Are you considering embarking on an MBA to advance your career or switch fields? Preparing for the MBA application process is a crucial first step on your journey toward reaching these aims, from selecting the right programs to acing your interviews.
Before diving into the application process, take some time for introspection. Consider your career goals, your strengths and weaknesses, and how an MBA can help you achieve them. Are you looking to climb the corporate ladder, start your own business, or switch industries? Knowing your objectives will help you select the right MBA programs and craft compelling essays.
It is crucial to begin early too, says Katherine Alford, the director of admissions for the Future Year Scholars Program at the Darden School of Business in Virginia, USA.
“It’s never too early to begin preparing your MBA application as the process can be quite time consuming. Start early by researching MBA programs, attending school events, and networking with both current students and alumni,” she says.
“Also give yourself time to prepare for a standardized test. There is a direct correlation between the amount of time spent preparing for a standardized test and the score. Furthermore, some applicants will choose to take a test more than once, and that takes time.”
Researching MBA programs
There are countless MBA programs worldwide, each with its unique strengths and culture. Research different schools to find the ones that align with your goals and preferences. Factors to consider include location, program length, specialization options, rankings and alumni networks. Make a shortlist of schools that match your criteria.
“Decide which academic and social environment will be the place where you feel you will be equally stretched and supported,” adds Alford. “Think about which educational experience will allow you to reach your potential. Visit your target schools when possible, sit in on a class, speak with alumni and students, and do your research. But, at the end of the day, you can get a great job, a great network and have a great experience at all of the top schools.”
Many MBA programs require applicants to submit GMAT (Graduate Management Admission Test) or GRE (Graduate Record Examination) scores. Plan ahead and prepare for these standardized tests. Consider enrolling in test prep courses or using study materials to maximize your scores. Your performance on these exams can significantly impact your admission chances.
“Right now, almost every business school that requires you to take a standardized test accepts both the GRE and the GMAT. It can sometimes be the case that certain schools or admissions officers lean towards the GMAT over the GRE, but most schools accept both exams equally,” says Stacey Koprince, director of content and curriculum for Manhattan Prep, a test preparation company.
“Although many business schools no longer require prospective students to submit GMAT or GRE scores, there’s still an advantage for applicants who can submit a competitive score. According to Manhattan Prep/Kaplan’s 2022 business school admissions officers survey, the vast majority of test-optional business schools say that submitting a competitive GMAT or GRE score can help their application even when a score isn’t required.”

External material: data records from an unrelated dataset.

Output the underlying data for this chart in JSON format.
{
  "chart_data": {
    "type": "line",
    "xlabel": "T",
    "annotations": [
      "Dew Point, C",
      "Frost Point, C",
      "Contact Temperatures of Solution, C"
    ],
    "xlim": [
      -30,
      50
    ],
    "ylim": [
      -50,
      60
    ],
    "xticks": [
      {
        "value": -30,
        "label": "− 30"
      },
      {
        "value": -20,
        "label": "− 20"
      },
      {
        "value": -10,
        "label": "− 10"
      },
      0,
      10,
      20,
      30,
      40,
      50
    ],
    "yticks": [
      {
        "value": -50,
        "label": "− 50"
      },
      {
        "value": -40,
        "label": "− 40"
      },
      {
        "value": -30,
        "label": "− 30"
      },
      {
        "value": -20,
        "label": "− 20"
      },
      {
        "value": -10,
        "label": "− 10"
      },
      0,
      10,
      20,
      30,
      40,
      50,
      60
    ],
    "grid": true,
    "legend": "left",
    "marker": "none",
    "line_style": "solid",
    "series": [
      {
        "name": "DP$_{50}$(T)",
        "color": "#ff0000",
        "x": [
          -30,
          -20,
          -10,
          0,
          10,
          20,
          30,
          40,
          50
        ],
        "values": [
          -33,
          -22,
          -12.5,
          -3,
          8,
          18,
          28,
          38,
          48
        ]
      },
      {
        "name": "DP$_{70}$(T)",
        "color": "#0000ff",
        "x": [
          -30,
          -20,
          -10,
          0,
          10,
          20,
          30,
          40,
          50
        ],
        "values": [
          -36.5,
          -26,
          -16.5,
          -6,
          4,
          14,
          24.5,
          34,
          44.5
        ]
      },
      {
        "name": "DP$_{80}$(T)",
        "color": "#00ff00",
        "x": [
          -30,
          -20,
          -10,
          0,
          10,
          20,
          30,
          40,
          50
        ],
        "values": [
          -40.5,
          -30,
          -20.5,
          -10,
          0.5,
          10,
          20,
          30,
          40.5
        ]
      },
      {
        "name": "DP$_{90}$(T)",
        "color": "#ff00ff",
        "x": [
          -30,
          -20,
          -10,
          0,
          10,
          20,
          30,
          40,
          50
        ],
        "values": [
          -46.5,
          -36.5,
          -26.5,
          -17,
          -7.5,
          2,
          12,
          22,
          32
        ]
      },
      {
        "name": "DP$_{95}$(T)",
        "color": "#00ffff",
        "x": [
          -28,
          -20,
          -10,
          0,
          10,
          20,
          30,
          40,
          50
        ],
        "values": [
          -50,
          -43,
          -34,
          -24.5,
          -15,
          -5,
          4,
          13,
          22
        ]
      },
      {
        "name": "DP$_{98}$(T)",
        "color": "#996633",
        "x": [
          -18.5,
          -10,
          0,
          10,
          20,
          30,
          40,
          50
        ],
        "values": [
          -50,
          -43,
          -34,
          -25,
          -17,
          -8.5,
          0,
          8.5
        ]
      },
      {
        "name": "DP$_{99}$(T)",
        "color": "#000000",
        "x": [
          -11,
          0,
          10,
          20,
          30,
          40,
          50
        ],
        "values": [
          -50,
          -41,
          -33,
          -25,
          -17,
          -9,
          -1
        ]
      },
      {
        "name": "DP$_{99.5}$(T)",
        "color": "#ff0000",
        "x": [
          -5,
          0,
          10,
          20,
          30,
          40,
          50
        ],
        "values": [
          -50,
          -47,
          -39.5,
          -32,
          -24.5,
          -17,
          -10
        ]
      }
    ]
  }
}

Secure Strong Recommendation Letters
It is also key to request recommendation letters from supervisors or colleagues who can speak to your qualifications and potential. Choose individuals who can provide specific examples of your skills, work ethic and character. Give them ample time to write the letters, and provide them with your resume and a clear understanding of your MBA aspirations.
Your personal statement or essay is another vital part of your application. Tailor your essays for each school, explaining why you’re a great fit for their program and how their specific offerings align with your goals. Be authentic, and use your unique experiences and perspective to stand out.
If you’re lucky enough to receive an interview invitation, be sure to prepare thoroughly by researching the school, its culture and common interview questions. Be ready to discuss your goals and experiences in-depth, and convey your genuine interest in the program. Then practice with a friend or mentor to boost your confidence.
“We want to know the person behind the academic transcripts and essays,” says Nicole Tee, director of MBA programs at National University of Singapore (NUS) Business School. “We want to figure out what makes you tick. It is an opportunity for you to showcase your personality, communication skills, personal motivations, passions and values. The interview allows the committee to dig deeper into these areas and gain a more nuanced understanding of you.”